Winners of the National Collegiate Cyber Defense Competition get a trophy and bragging rights. But even more meaningful, all the students who compete get to pass their résumés out to major corporations that are very interested in hiring top college talent.

At past competitions, students have been courted by $150,000 starting salaries — “that’s higher than almost all the faculty in this university,” said David Bover, associate dean of the College of Sciences and Technology and a professor of computer science at Western. Bover coaches Western’s team.

“It’s really incredible, the opportunities this opens up for students,” Bover said of the competition. It’s sponsored by Raytheon, a major American defense contractor and world’s largest producer of guided missiles. Raytheon gives the finalists an all-expenses-paid trip to San Antonio, Texas, to compete.

In previous years, the University of Washington was the top dog in the cyber defense region, making the finals five years in a row and winning the national competition in 2011 and 2012.

This is the first time Western has edged out the UW in the regional competition to make it to the national competition. (Organizers divide the nation into 10 regions, and the winner of each goes to the finals.)

“At regionals we felt like the obvious underdogs,” wrote Western team member Katie Klions, a senior from Silverdale, Kitsap County, in an email. “We feel very confident about nationals. If we can reproduce the same atmosphere we had at regionals we will do really well.”

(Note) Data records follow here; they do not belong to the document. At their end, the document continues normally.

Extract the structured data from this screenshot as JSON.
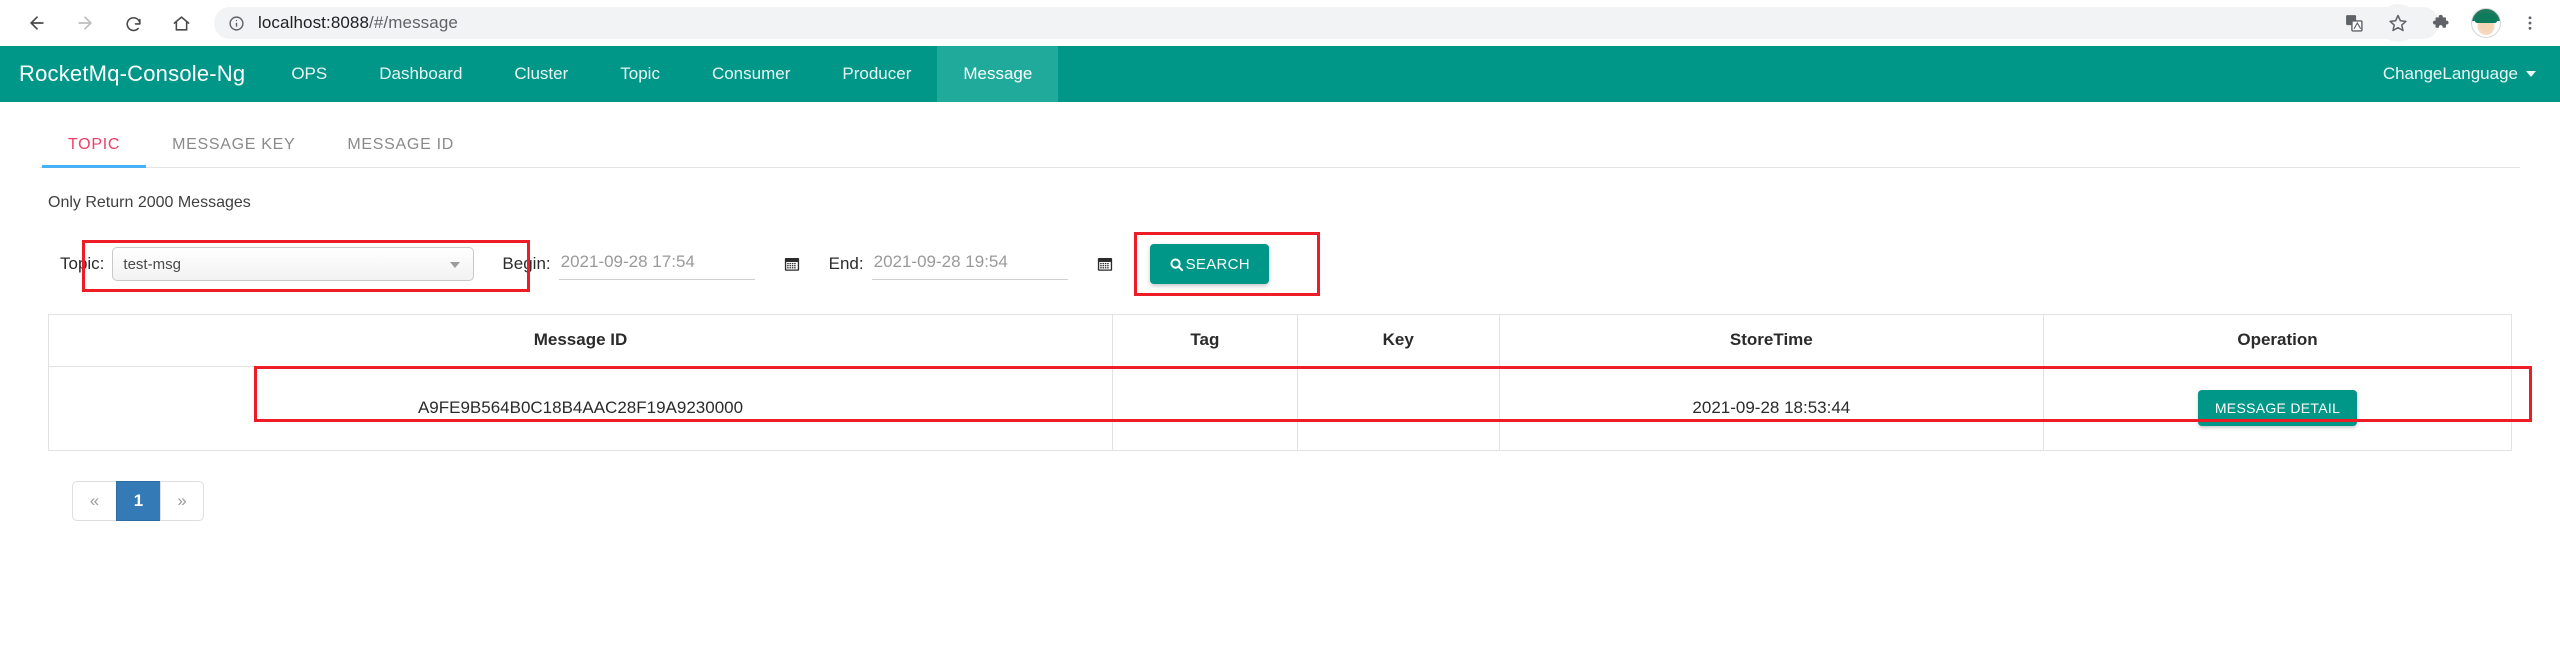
{
  "browser": {
    "back_icon": "arrow-left-icon",
    "forward_icon": "arrow-right-icon",
    "reload_icon": "reload-icon",
    "home_icon": "home-icon",
    "info_icon": "info-circle-icon",
    "url_host": "localhost:8088",
    "url_path": "/#/message",
    "translate_icon": "translate-icon",
    "bookmark_icon": "star-icon",
    "extensions_icon": "puzzle-piece-icon",
    "profile_icon": "avatar-icon",
    "menu_icon": "three-dot-menu-icon"
  },
  "navbar": {
    "brand": "RocketMq-Console-Ng",
    "items": [
      {
        "label": "OPS",
        "active": false
      },
      {
        "label": "Dashboard",
        "active": false
      },
      {
        "label": "Cluster",
        "active": false
      },
      {
        "label": "Topic",
        "active": false
      },
      {
        "label": "Consumer",
        "active": false
      },
      {
        "label": "Producer",
        "active": false
      },
      {
        "label": "Message",
        "active": true
      }
    ],
    "change_language": "ChangeLanguage",
    "bg_color": "#009688",
    "active_bg_color": "#1faa9b"
  },
  "tabs": [
    {
      "label": "TOPIC",
      "active": true
    },
    {
      "label": "MESSAGE KEY",
      "active": false
    },
    {
      "label": "MESSAGE ID",
      "active": false
    }
  ],
  "tab_active_color": "#ef3e68",
  "tab_underline_color": "#48b0f7",
  "note": "Only Return 2000 Messages",
  "search_form": {
    "topic_label": "Topic:",
    "topic_value": "test-msg",
    "begin_label": "Begin:",
    "begin_value": "2021-09-28 17:54",
    "end_label": "End:",
    "end_value": "2021-09-28 19:54",
    "calendar_icon": "calendar-icon",
    "search_button": "SEARCH",
    "search_icon": "magnifier-icon"
  },
  "table": {
    "headers": [
      "Message ID",
      "Tag",
      "Key",
      "StoreTime",
      "Operation"
    ],
    "rows": [
      {
        "message_id": "A9FE9B564B0C18B4AAC28F19A9230000",
        "tag": "",
        "key": "",
        "store_time": "2021-09-28 18:53:44",
        "operation": "MESSAGE DETAIL"
      }
    ]
  },
  "pagination": {
    "prev": "«",
    "pages": [
      "1"
    ],
    "next": "»",
    "active_color": "#337ab7"
  },
  "annotation_color": "#ee1c25"
}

Western team co-captain Aaron Griffin, a junior from Stanwood, described cyber security as a kind of intellectual puzzle that requires rigorous computer detective work.

In the competition, which started Friday and ends Sunday, Western’s eight-member team will try to defend its computer network against attacks launched by the “red team” — professionals in the industry who know a thing or two about how cybersecurity works.

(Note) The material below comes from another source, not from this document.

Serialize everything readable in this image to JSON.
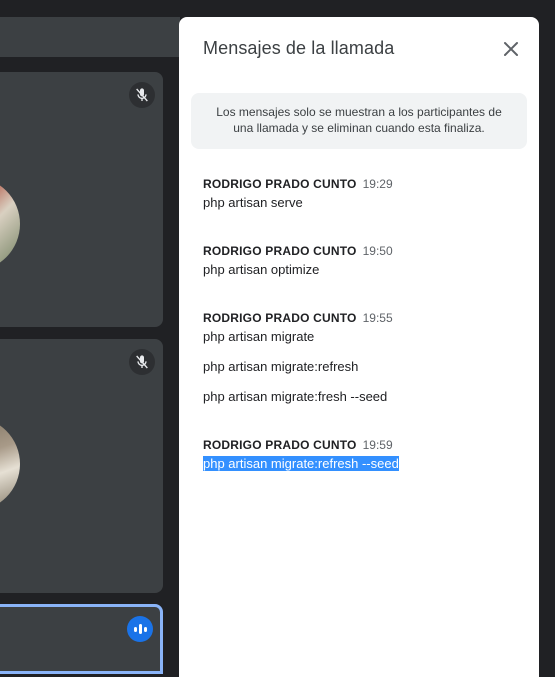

They’ll be competing against some big-name schools, including the University of California, Berkeley, Rochester Institute of Technology and the Air Force Academy.

The Western team practices on virtual machines set up on an isolated network, hacking into the network and then fixing it in a safe environment. The team members also do individual research on their own areas of expertise.

Griffin estimates he spends four or five hours a week reading up on cybersecurity issues, and many more hours on individual preparation. The team has tried to be both broad and deep: “Everybody needs to be pretty good at everything, and very good at one thing,” said Griffin, who has made routers his area of specialty.

In Washington, Western is sometimes overshadowed by the much larger, nationally recognized UW computer-science department. But Western’s department is growing fast, in large part due to the increasing interest in computer science among all college students, Bover said.

About 100 students are expected to graduate this year with a computer-science major, and in a few years, that number could reach 150.

“We’re just growing like crazy,” said Perry Fizzano, chair of Western’s computer-science department, who said all the big-name tech companies in Washington — Microsoft, Amazon, Adobe, Boeing — heavily recruit Western’s graduates.

In fact, Western has been struggling to keep up with the demand for computer-science classes, Bover said.

Last year, Western, UW and Washington State University received money from the Legislature to expand computer science and engineering. Western is hiring five new faculty positions, which would bring the number of faculty teaching computer science to 13.

Before the competition, Griffin was thinking about working in cybersecurity when he graduated. The competition has cemented his interest in it as a career.

Klions said she’s more interested in software development as a career, but the training won’t go to waste.

“Having knowledge about cybersecurity in any area of computer science is a huge benefit,” she said.

The team’s other co-captain is Troy Tornow of Spokane. The other team members are Tim Sargent, Bremerton; Mark Shipley, Silverdale; Remi Gattaz, Montbonnot, St. Martin, France; Michael Hennings, Kingston, Kitsap County; and James Collins, Conway, Skagit County.